Biosintrum is an innovation centre for the circular economy, pioneered by an SME.
This practice takes place within the context of a pioneering family company, that set out not to use damaging pesticides and chemical fertiliser but rather developed natural alternatives that cause no harm to crops or animals. Ecostyle was set up and it grew steadily over more than 50 years, and it steadily grew, developing an important of products sold across the EU.
For further growth a new business was needed, and in line with the company’s philosophy it should cause minimal damage and keep employment local, quite a challenge.
In response, Ecostyle and local government co-developed a site, with a shared facility alled Biosintrum, Frisian for ‘Bio Centre’. This is a breeding ground for everything to do with the circular economy. Business, education and public organisations (as well as involved citizens) meet at this facility and develop innovative ideas that are viable economically.
This aspect of viable economic development as well as having access to tertiary vocational education is important, as this fills a void in this area of the north of the Netherlands that offers a lot of potential for economic development.
It is the public-private cooperation that makes this aspect especially relevant to RELOS3, because here local demand from a local company together with cooperation with public organisations made certain that innovation was kept in this area on a unique business park, rather than moved away to another area in the country.
The Biosintrum needed € 3.85 million in funding, € 1 million from province and local government each, and € 1.85 million as a loan. There are a few employees, but most of the people in the centre are students working on innovative projects and their teachers.
Evidence of success
The first success is the commitment of five educational institues (NHL-Stenden Hogeschool, Van Hall Larenstein, Nordwin College, Friesland College en Friese Poort) to educate students on practical projects, together with about 10 local companies.

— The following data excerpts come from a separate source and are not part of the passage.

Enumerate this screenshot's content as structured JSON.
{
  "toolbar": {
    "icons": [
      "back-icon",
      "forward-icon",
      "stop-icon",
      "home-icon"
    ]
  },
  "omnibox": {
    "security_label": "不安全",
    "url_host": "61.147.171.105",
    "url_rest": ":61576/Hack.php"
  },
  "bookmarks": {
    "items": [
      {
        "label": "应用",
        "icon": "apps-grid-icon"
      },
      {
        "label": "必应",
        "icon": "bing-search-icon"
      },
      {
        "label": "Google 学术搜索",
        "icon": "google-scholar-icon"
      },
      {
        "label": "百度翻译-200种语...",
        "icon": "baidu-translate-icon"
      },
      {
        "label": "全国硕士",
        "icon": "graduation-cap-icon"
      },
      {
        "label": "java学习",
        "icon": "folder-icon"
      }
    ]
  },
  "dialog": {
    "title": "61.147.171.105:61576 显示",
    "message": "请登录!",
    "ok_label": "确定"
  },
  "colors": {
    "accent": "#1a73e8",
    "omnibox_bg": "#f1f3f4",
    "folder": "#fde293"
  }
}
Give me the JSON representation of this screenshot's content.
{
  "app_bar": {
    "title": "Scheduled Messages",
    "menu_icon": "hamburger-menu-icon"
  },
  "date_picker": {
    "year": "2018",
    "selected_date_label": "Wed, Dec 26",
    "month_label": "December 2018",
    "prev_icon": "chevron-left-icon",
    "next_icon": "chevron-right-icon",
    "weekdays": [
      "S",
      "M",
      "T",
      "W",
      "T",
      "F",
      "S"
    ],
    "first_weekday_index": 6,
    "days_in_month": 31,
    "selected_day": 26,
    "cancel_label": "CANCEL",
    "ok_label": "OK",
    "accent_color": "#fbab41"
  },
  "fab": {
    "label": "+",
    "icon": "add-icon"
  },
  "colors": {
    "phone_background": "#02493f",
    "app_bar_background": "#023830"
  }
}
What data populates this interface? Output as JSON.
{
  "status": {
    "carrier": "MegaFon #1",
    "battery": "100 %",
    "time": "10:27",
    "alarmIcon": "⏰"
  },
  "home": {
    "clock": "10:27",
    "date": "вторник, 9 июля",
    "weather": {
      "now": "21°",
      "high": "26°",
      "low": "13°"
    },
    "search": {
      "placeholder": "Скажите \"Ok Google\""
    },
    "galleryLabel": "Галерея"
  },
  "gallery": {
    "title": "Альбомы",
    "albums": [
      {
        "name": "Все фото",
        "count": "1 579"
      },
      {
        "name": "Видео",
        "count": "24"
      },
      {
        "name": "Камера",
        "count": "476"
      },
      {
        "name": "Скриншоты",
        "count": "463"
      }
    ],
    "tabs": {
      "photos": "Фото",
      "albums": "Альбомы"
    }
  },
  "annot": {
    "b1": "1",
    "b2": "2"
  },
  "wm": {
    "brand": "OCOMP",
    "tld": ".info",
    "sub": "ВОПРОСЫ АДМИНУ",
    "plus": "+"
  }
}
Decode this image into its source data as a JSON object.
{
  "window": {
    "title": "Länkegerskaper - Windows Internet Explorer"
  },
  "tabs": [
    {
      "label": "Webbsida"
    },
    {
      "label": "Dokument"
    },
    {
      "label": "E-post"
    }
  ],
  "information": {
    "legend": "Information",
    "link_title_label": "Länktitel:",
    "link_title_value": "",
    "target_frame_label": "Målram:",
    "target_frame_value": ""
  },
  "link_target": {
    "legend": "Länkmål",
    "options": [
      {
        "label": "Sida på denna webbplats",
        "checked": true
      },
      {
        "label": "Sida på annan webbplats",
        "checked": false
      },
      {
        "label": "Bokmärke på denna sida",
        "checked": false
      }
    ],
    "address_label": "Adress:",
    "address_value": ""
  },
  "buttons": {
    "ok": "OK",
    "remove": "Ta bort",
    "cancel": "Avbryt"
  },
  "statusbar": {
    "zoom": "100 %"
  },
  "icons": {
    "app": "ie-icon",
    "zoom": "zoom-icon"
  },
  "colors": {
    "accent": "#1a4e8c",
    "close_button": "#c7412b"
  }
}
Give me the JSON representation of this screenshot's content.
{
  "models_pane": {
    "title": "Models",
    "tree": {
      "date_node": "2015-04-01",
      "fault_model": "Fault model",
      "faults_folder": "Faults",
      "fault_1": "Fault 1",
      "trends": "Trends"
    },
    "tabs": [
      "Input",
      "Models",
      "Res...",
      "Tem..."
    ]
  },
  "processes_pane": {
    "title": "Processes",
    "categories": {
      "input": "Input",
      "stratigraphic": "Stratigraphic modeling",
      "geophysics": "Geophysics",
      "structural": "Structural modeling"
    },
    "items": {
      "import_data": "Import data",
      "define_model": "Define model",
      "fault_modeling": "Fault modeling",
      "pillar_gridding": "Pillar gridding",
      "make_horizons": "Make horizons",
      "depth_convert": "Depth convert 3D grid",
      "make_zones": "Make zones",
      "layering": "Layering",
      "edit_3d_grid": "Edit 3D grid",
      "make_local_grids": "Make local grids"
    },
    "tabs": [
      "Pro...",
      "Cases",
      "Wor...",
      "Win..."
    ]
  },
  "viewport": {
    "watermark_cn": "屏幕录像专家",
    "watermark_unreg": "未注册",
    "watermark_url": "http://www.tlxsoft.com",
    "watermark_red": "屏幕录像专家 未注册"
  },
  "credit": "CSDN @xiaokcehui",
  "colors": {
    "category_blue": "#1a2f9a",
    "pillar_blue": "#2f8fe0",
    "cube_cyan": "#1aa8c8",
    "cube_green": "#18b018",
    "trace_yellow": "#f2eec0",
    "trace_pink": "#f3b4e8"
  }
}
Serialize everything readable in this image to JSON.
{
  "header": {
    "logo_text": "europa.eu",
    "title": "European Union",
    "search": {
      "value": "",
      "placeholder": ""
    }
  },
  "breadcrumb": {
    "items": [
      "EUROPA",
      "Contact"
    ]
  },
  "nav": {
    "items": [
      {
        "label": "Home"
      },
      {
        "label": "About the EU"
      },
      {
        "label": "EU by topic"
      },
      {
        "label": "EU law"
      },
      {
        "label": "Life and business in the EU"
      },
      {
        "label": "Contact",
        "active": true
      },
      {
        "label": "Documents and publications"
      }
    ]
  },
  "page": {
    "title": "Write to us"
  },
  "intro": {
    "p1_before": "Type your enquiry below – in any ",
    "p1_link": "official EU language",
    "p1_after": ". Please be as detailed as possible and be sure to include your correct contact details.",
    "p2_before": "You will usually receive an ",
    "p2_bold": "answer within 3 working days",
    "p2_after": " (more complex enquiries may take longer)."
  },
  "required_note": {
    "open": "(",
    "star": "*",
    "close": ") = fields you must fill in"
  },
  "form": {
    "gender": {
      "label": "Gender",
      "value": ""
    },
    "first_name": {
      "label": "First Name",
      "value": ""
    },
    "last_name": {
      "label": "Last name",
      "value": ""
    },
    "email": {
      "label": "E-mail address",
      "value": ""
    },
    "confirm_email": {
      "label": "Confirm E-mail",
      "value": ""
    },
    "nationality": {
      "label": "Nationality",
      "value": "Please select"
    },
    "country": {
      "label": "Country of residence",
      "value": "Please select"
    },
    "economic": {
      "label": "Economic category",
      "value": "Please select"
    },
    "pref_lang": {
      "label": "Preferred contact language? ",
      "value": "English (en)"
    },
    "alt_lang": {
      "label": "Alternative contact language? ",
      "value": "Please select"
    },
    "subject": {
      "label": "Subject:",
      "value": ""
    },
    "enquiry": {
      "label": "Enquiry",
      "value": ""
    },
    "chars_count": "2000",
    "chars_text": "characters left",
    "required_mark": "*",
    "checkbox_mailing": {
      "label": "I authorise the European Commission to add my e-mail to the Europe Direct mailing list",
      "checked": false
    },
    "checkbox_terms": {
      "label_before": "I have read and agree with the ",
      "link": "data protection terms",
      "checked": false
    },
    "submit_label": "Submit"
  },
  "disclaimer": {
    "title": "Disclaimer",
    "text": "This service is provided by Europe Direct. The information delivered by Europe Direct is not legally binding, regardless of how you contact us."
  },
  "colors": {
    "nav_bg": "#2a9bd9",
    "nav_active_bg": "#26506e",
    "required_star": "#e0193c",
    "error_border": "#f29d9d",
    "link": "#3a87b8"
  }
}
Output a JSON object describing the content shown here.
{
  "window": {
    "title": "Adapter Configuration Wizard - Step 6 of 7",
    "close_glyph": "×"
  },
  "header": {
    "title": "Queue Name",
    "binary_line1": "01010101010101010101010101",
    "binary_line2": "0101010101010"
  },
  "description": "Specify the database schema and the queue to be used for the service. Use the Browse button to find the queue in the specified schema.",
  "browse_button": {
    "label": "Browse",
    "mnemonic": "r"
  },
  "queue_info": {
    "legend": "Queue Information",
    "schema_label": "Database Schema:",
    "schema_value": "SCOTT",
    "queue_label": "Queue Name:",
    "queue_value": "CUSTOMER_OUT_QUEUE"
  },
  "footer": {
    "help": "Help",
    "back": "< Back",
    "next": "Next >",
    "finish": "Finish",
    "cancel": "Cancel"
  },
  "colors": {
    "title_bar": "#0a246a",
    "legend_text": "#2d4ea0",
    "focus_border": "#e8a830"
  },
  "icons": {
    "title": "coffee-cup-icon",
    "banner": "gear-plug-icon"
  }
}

Moreover, the facility attracts new companies and stimulates existing companies to product more sustainably.
Where possible, local inhabitants are also involved, for example to discuss sustainable food production.
Because the idea was non-conventional, it was very difficult to convince the local government of the viability of this project. It took a long time before all parties were convinced that a business park of this type would add value for the local community.
Potential for learning or transfer
This practice was found particularly interesting because it shows how the efforts of one company can drive bigger developments that can uplift an entire region.
The actual development of the business park was done in public-private collaboration, with particular attention to the natural qualities of the park. This made it possible to achieve a higher quality business park than would otherwise be possible. Normally much more land would have to be sold, but in this case the natural character of the area could be kept.
As a source of inspiration for public authorities, we think it's important to note that it is crucial to spot and where possible support efforts that are initiated by a private company but potentially may have larger effects. Improved cooperation within the Quadruple Helix can produce results that would be impossible to achieve by just one organisation, whether public or private. Only continuous and productive dialogue is needed.